Juan Heiblum
El quehacer filosófico entraña muchas preguntas que no son fáciles de contestar. La filosofía se mueve en muchas direcciones, con velocidades muy variadas y hacia destinos que pueden resultar contradictorios. Hoy, un filósofo puede ser tanto un experto en otro filósofo (tal y como le decimos filósofo a una persona que lleva 50 años de su vida leyendo a Kant de forma concienzuda); como un vividor que se autoproclama filósofo por satisfacer su propia “filosofía de vida”. Sin embargo, el mundo está lleno de personas con diferentes grados de modestia. Yo he escuchado a grandes pensadores repudiar que sean llamados “filósofos”, como también he escuchado a personas muy poco preparadas regodearse como filósofos sin saber absolutamente nada de lo que están hablando. Pero esto no se trata ni de soberbia ni de falsa modestia, más bien se trata de un problema muy serio que entraña uno de los fundamentos más profundos de esta disciplina.

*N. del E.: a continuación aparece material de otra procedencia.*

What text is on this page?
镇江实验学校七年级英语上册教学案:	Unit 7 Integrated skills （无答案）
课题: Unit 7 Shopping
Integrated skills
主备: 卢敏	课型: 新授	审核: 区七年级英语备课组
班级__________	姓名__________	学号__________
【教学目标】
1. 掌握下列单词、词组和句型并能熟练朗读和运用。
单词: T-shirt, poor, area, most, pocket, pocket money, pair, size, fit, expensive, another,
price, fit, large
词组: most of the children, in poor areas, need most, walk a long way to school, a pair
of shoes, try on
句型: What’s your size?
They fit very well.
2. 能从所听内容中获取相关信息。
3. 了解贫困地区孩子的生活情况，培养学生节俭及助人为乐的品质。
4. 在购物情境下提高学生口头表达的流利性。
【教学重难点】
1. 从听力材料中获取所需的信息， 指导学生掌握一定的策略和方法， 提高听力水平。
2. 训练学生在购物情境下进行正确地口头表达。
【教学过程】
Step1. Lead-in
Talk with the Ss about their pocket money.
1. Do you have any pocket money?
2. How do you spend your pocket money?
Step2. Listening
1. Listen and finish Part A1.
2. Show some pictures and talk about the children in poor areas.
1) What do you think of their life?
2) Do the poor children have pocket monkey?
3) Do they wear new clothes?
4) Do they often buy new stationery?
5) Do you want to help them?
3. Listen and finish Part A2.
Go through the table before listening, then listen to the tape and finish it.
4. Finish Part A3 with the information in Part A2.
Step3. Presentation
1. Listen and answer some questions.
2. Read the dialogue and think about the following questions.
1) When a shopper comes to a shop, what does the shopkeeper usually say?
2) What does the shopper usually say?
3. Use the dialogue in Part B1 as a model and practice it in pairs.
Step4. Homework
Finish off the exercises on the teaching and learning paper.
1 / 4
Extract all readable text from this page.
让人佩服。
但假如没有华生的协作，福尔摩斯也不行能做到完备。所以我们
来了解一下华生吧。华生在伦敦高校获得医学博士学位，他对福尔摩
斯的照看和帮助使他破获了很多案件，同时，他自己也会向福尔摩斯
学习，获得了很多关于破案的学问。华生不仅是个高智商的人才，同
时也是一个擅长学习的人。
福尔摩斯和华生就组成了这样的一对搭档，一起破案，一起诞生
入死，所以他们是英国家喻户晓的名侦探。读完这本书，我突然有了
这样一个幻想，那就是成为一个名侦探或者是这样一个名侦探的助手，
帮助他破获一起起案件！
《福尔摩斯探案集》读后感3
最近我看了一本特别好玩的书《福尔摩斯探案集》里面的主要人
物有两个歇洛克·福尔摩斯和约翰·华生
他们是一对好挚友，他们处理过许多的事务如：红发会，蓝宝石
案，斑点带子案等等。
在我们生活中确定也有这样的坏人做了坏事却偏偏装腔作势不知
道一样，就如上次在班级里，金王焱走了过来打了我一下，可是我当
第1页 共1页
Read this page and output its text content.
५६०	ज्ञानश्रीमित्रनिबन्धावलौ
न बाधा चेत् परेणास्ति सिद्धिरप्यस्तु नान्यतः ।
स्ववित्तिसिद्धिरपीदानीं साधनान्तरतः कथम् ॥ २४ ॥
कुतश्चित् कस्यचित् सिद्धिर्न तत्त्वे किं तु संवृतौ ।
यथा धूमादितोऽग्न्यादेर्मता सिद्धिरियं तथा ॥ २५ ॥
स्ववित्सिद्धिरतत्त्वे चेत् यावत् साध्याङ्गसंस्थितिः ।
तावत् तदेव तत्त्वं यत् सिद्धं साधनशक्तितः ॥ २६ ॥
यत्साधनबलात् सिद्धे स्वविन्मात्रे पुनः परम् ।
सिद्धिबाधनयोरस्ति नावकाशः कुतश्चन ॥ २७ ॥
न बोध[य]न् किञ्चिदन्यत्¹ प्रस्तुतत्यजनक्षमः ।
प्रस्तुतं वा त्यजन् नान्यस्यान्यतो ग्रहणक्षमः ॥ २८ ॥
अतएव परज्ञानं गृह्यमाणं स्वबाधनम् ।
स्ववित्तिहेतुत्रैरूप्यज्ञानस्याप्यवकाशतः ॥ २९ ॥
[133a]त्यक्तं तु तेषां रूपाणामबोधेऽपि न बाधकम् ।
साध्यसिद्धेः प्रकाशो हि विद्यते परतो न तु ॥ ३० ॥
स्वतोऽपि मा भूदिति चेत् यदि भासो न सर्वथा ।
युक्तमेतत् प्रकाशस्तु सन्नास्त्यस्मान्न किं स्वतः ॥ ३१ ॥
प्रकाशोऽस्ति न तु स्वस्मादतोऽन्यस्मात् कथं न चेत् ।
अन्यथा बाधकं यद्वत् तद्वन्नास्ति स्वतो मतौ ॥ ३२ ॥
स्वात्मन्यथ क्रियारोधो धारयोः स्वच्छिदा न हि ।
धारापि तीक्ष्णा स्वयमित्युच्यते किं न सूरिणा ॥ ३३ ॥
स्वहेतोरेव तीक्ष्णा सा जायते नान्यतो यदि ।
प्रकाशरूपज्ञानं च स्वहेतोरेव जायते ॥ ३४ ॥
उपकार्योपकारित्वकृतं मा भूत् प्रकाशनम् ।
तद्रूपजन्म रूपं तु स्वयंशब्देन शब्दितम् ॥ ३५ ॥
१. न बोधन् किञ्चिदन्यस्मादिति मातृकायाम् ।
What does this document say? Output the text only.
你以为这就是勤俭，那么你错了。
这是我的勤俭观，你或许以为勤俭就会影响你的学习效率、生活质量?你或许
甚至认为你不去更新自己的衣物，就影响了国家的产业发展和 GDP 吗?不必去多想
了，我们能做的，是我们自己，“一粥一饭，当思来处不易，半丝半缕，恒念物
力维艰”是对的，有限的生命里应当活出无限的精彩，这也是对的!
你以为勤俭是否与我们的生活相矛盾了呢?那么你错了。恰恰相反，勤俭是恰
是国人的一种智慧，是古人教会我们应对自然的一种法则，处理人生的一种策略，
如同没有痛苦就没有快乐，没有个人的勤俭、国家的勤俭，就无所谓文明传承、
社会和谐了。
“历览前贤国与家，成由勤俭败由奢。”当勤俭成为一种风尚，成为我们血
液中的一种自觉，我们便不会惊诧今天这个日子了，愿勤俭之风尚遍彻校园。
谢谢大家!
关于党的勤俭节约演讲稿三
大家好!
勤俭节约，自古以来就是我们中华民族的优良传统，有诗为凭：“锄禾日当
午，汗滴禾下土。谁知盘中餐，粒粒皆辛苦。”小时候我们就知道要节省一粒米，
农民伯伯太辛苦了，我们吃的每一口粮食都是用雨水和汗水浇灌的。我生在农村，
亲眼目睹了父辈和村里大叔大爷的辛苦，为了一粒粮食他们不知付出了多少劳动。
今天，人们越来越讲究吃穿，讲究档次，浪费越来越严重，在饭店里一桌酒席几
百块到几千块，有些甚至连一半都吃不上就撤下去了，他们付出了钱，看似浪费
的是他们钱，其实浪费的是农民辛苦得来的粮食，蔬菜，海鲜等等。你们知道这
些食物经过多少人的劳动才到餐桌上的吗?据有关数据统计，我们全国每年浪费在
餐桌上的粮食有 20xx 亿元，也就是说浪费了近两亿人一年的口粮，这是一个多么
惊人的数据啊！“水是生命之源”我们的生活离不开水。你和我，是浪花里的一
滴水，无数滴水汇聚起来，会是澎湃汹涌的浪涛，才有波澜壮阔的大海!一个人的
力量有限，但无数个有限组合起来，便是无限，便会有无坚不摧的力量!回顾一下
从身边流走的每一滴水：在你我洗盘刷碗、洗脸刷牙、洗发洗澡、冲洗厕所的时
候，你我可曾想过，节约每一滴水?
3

Sin embargo, no hay un lugar especializado para realizar esta actividad. En la antigüedad, la filosofía solía practicarse en el ágora. Así procedió Sócrates, encontrando en la plaza pública diferentes interlocutores con los que podía entablar un diálogo. Pero hoy los lugares no son mucho más variados. La academia ha intentado sacarle un titulo de propiedad a la filosofía, pretendiendo hacerla suya, excluyendo a todo aquel que filosofe fuera de sus aulas o edificios de investigación. Pero ¿qué sucede con toda la filosofía que se genera en los cafés? O ¿a dónde irá a parar todas esas reflexiones que se dan al margen de los institutos, en las fiestas, en la soledad del hogar, en una caminata en el bosque?
Hoy en día un filósofo solo puede ser un licenciado, un maestro o un doctor en filosofía. La duda, el pensamiento, la creatividad con la que se crean los conceptos ha quedado reducida a un vil y pobre titulo universitario. Parecería ser que la filosofía es un monopolio de papers académicos con un formato de referencias establecido y un argot complicado. Pero, cuando escuchamos frases como “ésta es mi filosofía” pretendemos defender los papers académicos sobre la confusión que algunos hacen entre filosofía y estilo de vida.
Pero yo creo que esta gran confusión sobre lo que debería ser el filósofo se podrá esclarecer cuando entendamos la diferencia entre un “experto en filosofía” y un “idiota”.
Gilles Deleuze y Félix Guattari escriben en su libro ¿Qué es la filosofía? que: “El Idiota es el pensador privado por oposición al profesor público”. Lo que el filósofo y el psicoanalista francés nos quieren decir es que el Idiota, lejos de la acepción peyorativa que el término puede tener, es una persona que se atreve a pensar por sí mismo, tal y como Kant nos exhortaba con su Sapere aude. Aquí el experto en filosofía no es un filósofo, los filósofos están fuera de la academia. El verdadero filósofo no es el que se dedica a pensar lo que otros pensaron, el que se quema las pestañas leyendo ideas de otros, sino el que recorre un camino propio. Hay que recordar que, de la misma forma, Nietzsche salió de la academia por razones similares . Y, como el dijo, cuando salió azotó la puerta.
Pues nada tiene de filosófico repetir las ideas de otros. Solo un Idiota –en esta nueva acepción que lo aleja irremediablemente del idiota clásico– puede hacer filosofía.